I've been seeing a lot of "Lost Dog" postings online lately. It breaks my heart to think of somebody's precious animal lost, alone and afraid, wandering hungry through the city streets. In every instance, I believe an ID tag on the dog's collar could make the difference between that animal getting home safe and sound and never being seen again by his family.
It made a difference to me.
I adopted my beautiful black lab mix, Mickey, July 2007 from The Anti-Cruelty Society on LaSalle Street at Grand Avenue. They told me he was about 4 years old and his former family "just didn't have time for him." My last dog had died several years earlier and I was actively looking to adopt another one. After checking several online Petfinder postings and visiting three different animal control centers, I wound up at The Anti-Cruelty Society.
For a nominal fee, you can adopt a homeless animal that has been neutered or spayed, is up to date on shots, has been temper-tested, health-tested and is equipped with an identifying microchip, which is injected just under the animal's skin at the base of his neck. In addition, after filling out a bunch of paperwork, I got a temporary leash and collar, rabies tag and an ID tag for Mickey. On one side it reads "The Anti-Cruelty Society" with Mickey's ID number beneath. On the other side the tag reads: "I am lost. Please call ..." and lists The Anti-Cruelty Society's phone number. Although Mickey has a different collar from the one he came with, he still has the same ID tag. And it was that tag that enabled me to be reunited with him when he ran away once upon a time.
I was living in rural Michigan in early 2010. And when I say "rural" I'm talking a little cabin that was heated with wood on the grounds of a recreational cooperative. Mickey, being the squirrel-obsessed dog he is, LOVED living in the country. One morning I let him out and he took off after some critter. I heard him crashing through the underbrush in pursuit of his prey. And then I didn't hear anything. He was gone.
Frantic, I quickly got dressed and tromped around in the snow, calling him repeatedly. Nothing. Although Mickey has taken off before, he always came back eventually. That day was different. He had been gone for a couple of hours by the time I started driving up and down the dirt road we were living on. I even ventured out onto the paved county road, praying I wouldn't find him lying in a ditch. There was no sign of him.
I was back in the cabin, beginning to think I was never going to see my sweet doggie ever again, when the phone rang. Did you lose your dog? a pleasant voice asked. Yes, I said, tentatively. I was thinking, how the heck did she know where to find me?
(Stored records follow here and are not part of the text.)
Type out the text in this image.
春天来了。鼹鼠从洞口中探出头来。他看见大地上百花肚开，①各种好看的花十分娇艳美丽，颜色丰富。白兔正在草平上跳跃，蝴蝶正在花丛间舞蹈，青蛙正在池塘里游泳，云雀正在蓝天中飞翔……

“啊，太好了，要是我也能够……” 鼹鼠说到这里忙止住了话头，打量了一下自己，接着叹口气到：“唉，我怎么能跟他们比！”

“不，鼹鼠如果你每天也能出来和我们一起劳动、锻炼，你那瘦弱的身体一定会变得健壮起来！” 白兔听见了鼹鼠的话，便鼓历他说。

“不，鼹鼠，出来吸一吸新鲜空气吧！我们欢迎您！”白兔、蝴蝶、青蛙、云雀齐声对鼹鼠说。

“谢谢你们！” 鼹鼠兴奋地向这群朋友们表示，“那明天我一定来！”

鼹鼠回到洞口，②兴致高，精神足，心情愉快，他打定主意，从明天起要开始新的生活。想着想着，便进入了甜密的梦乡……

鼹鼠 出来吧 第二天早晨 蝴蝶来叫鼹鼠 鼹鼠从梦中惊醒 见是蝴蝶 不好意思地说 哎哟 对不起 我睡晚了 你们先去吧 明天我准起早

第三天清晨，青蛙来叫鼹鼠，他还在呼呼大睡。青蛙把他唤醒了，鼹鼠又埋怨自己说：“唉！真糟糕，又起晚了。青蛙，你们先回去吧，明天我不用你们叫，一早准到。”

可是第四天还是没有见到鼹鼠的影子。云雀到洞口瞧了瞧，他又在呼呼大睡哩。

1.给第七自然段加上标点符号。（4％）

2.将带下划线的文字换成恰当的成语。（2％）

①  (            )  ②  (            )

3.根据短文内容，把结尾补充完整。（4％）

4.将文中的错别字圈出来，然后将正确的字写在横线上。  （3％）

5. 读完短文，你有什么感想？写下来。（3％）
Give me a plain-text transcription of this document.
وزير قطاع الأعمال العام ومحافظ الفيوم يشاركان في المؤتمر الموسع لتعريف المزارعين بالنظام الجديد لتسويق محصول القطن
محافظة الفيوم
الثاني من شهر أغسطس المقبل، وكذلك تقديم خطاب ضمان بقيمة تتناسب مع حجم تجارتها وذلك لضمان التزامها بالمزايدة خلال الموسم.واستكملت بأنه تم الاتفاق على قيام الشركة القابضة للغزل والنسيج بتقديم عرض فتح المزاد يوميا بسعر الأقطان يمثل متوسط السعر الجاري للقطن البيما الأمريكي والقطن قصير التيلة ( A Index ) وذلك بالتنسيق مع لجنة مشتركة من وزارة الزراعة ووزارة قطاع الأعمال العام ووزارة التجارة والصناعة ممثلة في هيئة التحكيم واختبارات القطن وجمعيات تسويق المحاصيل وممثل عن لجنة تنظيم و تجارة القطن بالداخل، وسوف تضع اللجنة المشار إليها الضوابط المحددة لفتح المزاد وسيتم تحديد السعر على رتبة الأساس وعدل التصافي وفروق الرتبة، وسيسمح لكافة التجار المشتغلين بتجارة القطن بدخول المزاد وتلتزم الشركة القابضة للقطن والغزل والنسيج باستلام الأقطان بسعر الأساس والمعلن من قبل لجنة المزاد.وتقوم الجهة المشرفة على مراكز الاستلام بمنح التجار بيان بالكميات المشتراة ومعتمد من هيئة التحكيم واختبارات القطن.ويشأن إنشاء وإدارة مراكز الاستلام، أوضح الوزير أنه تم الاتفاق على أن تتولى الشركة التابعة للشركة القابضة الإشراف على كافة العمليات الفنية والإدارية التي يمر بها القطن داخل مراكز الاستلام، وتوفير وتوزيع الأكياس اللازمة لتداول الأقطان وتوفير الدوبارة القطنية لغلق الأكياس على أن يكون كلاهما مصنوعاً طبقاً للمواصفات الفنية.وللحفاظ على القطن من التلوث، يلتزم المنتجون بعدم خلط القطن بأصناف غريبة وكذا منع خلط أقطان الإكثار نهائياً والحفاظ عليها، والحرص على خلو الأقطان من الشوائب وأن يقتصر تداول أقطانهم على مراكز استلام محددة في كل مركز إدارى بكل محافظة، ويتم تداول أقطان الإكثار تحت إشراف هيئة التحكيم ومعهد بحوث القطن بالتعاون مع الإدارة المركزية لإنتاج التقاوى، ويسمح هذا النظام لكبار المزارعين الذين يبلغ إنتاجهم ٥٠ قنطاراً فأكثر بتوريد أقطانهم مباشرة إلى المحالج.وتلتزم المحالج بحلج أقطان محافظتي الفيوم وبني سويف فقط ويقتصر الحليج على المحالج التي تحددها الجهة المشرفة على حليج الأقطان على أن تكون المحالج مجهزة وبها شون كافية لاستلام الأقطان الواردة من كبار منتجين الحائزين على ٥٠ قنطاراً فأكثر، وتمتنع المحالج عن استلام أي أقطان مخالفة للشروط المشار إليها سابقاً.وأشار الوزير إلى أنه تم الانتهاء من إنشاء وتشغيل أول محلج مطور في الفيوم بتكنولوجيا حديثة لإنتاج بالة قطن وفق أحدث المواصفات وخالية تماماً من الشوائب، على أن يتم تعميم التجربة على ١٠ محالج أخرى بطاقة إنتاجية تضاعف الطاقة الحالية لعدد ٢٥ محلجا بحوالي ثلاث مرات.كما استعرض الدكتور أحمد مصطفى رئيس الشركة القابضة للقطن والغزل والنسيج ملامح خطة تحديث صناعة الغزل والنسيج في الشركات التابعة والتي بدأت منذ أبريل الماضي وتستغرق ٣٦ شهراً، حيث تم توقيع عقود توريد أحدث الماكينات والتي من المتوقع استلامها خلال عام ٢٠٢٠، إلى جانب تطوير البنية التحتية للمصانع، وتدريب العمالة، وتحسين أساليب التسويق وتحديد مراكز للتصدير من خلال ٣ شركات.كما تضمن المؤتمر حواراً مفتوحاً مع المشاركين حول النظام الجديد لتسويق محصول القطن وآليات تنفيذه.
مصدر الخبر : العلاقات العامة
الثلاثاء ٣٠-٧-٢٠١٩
Turns out Mickey's romp took him about 1/2 mile away as the crow flies to our closest neighbor to the north. They had a big, custom-built log-cabin home set back from the road. The husband noticed Mickey rummaging through their garbage cans. The way they tell it, Mickey was a slippery thief. He did not want to be caught. But once they were able to corner him on their expansive wooden porch, he became completely cooperative, wagging his tail and hoping for snacks. Racing through the woods in all that snow and tearing into garbage is hard work, after all!
The good Samaritans checked Mickey's tags and called the out-of-state number. Unfortunately, I had not updated my contact information with The Society yet, so Mickey was listed at my previous address in Wisconsin! After the receptionist told them they would have to bring the dog to Chicago if the owner couldn't be found, the couple decided to do some more investigative work locally.
They tried calling the co-op I was staying at because people from out-of-state visited there often. Whoever answered the phone at the main office recognized Mickey from the couple's description and transferred the call to my little cabin in the woods. Twenty minutes later I had Mickey back home where he belonged and had made some new acquaintances. All because of a little silver tag.
Now that I'm back in the city, Mickey doesn't get to run loose like he used to, unless we're at one of the fenced-in dog parks. Even so, the microchip and ID tags ensure that someone will be able to find me if Mickey and I were to get separated.
I hope nobody ever has to use the tag, but it is VERY reassuring to know my Mickey has one--just in case.